“I have never had a dream. Since childhood, I have never thought about what I will be when I grow up, but I have thought that I will get a job that will earn enough to feed me. I have never thought of becoming a doctor or a nurse. I have never thought that far. Just look at my house. I think I can never reach that point…….” [Nim, 24th Feb. 2023]

This statement is part of an interview the Mirror Foundation had with Nim, the 17-year-old mother of the missing 8-month-old baby boy, last Friday night. It has not been published until today, as the foundation thought that the situation on Friday made it inappropriate to do so.

The foundation hopes, however, that this interview will reveal to society another side of the incident and to enable an understanding of the background of a young girl, up to the point of becoming a criminal suspect.

The interview was conducted before she admitted to police that she had dumped her baby into a canal near her house and the “accident” that led to her committing the act, which has led to her being charged with manslaughter and with providing false statements to the police.

“We have never had a home of our own. I either lived in a rented house or a small house at a fish pond, where my father worked as a guard,” she said, adding that her family was poor throughout her childhood.

Life at school was also tough for her, as she talked about being bullied and treated as “non-existent” by her classmates. “I stayed alone and did everything alone. I never had a close friend but had some acquaintances with whom we went places together. We never talked about our personal lives and we never did anything together at school.”

She said that she felt that she did not want to go to school and, one day, her father asked her why. She replied she simply didn’t want to. “Deep in my heart, I wanted to go to school. My grades were not bad,” she told the Mirror Foundation.

Nim admitted that she has never hugged her mother because her mother had hearing problems and could not hear what she said. The relationship with her mother gradually deteriorated, until she became bed-ridden and she had to take her to a hospital for physiotherapy.

“…but I love my dad and I will tell him everything, but I don’t like him when he gets drunk and often quarrelled with mother. It has happened so often since I was young and I didn’t like it. I cried as I tried to ask Dad to stop, but he didn’t stop.”

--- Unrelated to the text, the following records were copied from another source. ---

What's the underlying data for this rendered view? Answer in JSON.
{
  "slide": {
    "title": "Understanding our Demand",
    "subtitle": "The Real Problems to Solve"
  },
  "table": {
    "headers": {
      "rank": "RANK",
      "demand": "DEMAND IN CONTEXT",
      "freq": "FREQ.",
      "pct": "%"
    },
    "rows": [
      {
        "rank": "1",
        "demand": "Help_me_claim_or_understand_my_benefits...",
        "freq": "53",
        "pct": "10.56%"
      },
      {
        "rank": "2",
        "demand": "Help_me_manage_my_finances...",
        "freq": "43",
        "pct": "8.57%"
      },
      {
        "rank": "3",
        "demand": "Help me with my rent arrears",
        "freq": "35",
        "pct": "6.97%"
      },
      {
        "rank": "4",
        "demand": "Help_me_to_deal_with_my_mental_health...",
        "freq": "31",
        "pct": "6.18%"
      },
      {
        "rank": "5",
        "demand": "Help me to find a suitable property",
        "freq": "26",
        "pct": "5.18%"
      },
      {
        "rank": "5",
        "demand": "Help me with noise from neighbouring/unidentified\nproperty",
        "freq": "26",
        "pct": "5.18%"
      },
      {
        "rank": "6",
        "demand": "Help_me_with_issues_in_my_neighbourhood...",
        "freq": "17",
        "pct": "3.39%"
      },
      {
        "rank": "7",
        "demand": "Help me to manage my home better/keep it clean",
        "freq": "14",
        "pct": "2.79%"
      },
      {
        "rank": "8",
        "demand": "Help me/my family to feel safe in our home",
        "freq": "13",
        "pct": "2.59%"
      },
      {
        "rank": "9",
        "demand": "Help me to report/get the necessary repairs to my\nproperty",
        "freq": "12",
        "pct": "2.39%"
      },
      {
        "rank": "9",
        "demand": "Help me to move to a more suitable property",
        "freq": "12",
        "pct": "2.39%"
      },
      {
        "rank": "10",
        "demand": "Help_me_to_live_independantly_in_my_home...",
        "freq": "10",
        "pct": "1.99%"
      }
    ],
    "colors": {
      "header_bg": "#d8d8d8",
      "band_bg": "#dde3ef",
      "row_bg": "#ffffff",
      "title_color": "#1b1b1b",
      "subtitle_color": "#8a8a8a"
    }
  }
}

Nim said that she cried so often that, by the time she grew up, she was used to the situation “but it hurts.” She said that her grandmother told her not to bother with them when they quarrelled because they would, eventually, stop.

“…but my heart still cried,” said Nim, adding that she finally resorted to reprimanding her father instead of crying. “I felt that home was not a happy place for me.”

She said that she felt happy when she was out of the home with Pud, her partner, adding that, when she decided to live with him, she was happy because he would give her advice and consolation.

She admitted that she didn’t intend to have the baby, but never thought of having an abortion, adding, however, that both of them didn’t have any money for the child’s delivery.

“We have never had anything, only that which was given to us. I have never had anything after leaving the hospital.”

Asked by the Mirror Foundation what she would do if the clock could be turned back, Nim said that there is nothing that can be rectified now. “Today, I feel that I have nobody, nobody at all,” she said.

Nim confessed to the police, after over 3 weeks of questioning, that she put the baby into a canal near her home, in panic, after the boy accidentally fell from the arms onto the floor during a bath and suffered a seizure.

The detail of the incident remains unknown to the public. The Central Juvenile and Family Court in Nakhon Pathom Province has released Nim on bail, with a surety of 10,000 Baht on the condition that she remains in the care of her parents.